L'UE, l'une des entités politiques les plus complexes et les plus mal comprises au monde, est fréquemment la cible de récits déformés, de mensonges viraux et de manipulations générées par l'IA. La plupart de ces informations erronées ne proviennent même pas d'accusations politiques audacieuses. Elles se dissimulent dans des affirmations banales – sur la sécurité alimentaire, les droits numériques, les règles environnementales, ou même sur l'avenir de la monnaie dans cinq ans. Pour les jeunes qui grandissent en ligne, dont beaucoup ne sont pas encore électeurs mais sont très actifs sur les réseaux sociaux, le danger n'est pas seulement d'être mal informés. C'est d'être induits en erreur sans même s'en rendre compte.

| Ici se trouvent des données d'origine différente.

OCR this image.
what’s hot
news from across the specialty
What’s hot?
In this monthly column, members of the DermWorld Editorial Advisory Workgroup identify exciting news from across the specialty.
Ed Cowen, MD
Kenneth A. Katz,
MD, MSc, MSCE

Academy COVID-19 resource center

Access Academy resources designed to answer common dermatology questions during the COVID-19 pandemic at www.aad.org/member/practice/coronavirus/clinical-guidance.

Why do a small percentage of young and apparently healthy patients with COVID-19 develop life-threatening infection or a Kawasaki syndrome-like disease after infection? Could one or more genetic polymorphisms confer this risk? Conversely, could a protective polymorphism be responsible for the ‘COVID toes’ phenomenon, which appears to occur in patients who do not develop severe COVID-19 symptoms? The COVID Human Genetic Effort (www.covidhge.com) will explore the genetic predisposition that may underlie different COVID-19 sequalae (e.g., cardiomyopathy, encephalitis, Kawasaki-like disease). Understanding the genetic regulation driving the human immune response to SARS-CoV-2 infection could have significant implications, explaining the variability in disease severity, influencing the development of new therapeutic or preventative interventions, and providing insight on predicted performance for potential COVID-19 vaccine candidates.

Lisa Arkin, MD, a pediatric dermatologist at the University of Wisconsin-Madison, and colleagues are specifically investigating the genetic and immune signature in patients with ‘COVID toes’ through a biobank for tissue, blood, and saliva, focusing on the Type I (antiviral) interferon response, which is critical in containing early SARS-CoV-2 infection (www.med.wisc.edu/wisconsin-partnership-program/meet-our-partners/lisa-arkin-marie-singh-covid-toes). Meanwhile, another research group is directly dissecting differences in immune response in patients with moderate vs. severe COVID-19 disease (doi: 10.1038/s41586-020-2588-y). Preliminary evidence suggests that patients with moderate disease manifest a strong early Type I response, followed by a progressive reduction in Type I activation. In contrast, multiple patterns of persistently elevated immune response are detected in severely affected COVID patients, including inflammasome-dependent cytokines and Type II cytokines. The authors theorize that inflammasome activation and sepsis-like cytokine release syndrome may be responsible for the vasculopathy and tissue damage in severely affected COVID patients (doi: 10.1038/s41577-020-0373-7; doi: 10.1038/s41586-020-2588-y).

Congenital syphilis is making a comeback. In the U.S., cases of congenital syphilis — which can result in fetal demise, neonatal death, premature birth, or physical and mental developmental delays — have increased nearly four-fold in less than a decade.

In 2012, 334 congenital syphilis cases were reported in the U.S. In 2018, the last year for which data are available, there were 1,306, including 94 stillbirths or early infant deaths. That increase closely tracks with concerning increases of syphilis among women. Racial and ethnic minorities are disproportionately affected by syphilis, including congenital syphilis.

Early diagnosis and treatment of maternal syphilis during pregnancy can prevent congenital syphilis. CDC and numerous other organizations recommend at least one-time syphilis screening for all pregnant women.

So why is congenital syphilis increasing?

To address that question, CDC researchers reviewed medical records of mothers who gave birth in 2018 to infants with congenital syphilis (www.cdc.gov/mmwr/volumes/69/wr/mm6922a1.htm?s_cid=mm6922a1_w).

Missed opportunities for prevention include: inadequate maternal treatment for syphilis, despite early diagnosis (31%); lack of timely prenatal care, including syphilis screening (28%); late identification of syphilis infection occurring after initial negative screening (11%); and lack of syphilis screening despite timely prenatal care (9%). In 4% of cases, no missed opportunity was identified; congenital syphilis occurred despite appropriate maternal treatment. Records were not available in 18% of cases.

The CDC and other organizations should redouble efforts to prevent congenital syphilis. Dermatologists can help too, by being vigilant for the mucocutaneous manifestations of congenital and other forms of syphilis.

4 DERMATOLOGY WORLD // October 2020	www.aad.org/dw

Début 2024, une vidéo manipulée a commencé à circuler largement sur les réseaux sociaux. On y voyait un journaliste de France 24 rapporter que l'Ukraine préparait une tentative d'assassinat contre le président français Emmanuel Macron. La vidéo semblait convaincante à première vue – le logo était familier, le ton calme – mais l'intégralité de la vidéo était un deepfake. Des images générées par l'IA et une voix synthétique avaient été utilisées pour se faire passer pour le journaliste et inventer l'histoire. La vidéo s'est rapidement répandue sur des plateformes comme X (anciennement Twitter) et Telegram avant d'être signalée et démystifiée par des vérificateurs de faits. Bien qu'elle ait été supprimée, sa brève durée de vie a mis en évidence la facilité avec laquelle les contenus synthétiques peuvent être utilisés pour saper la confiance et semer la confusion dans l'espace informationnel européen.
Virginie Kouridaki©
Une campagne distincte, mais tout aussi inquiétante, a été découverte à la même époque. Connue sous le nom de « Doppelgänger », elle impliquait des sites web clonés conçus pour imiter les pages officielles de l'UE et des médias réputés. Ces faux sites publiaient de fausses informations au ton résolument institutionnel, comme des affirmations selon lesquelles l'UE remplacerait les espèces par un euro numérique d'ici 2026 ou que les fonds Erasmus+ seraient détournés pour financer des opérations militaires. Un article affirmait même l'arrivée d'une nouvelle « taxe au clic » pour les utilisateurs des réseaux sociaux. Si ces histoires étaient inventées de toutes pièces, la conception visuelle des sites – notamment les logos, la mise en page et le langage de l'UE – les rendait authentiques. L'objectif n'était pas de choquer, mais de tromper subtilement, en exploitant la confiance que les utilisateurs accordent aux formats familiers (Commission européenne, 2023a).
Il ne s'agit pas d'incidents isolés. Selon l'Observatoire européen des médias numériques (EDMO), les faux contenus liés à l'UE ont augmenté de 35 % entre 2022 et 2024, les hausses les plus marquées ayant lieu avant des annonces ou des événements majeurs tels que des élections et des sommets politiques (EDMO, 2024). La majorité de cette désinformation circule sous forme de courtes vidéos et de captures d'écran, et non de longs articles ou de manifestes. Sa force réside dans son caractère visuel, immédiat et, surtout, chargé d'émotion.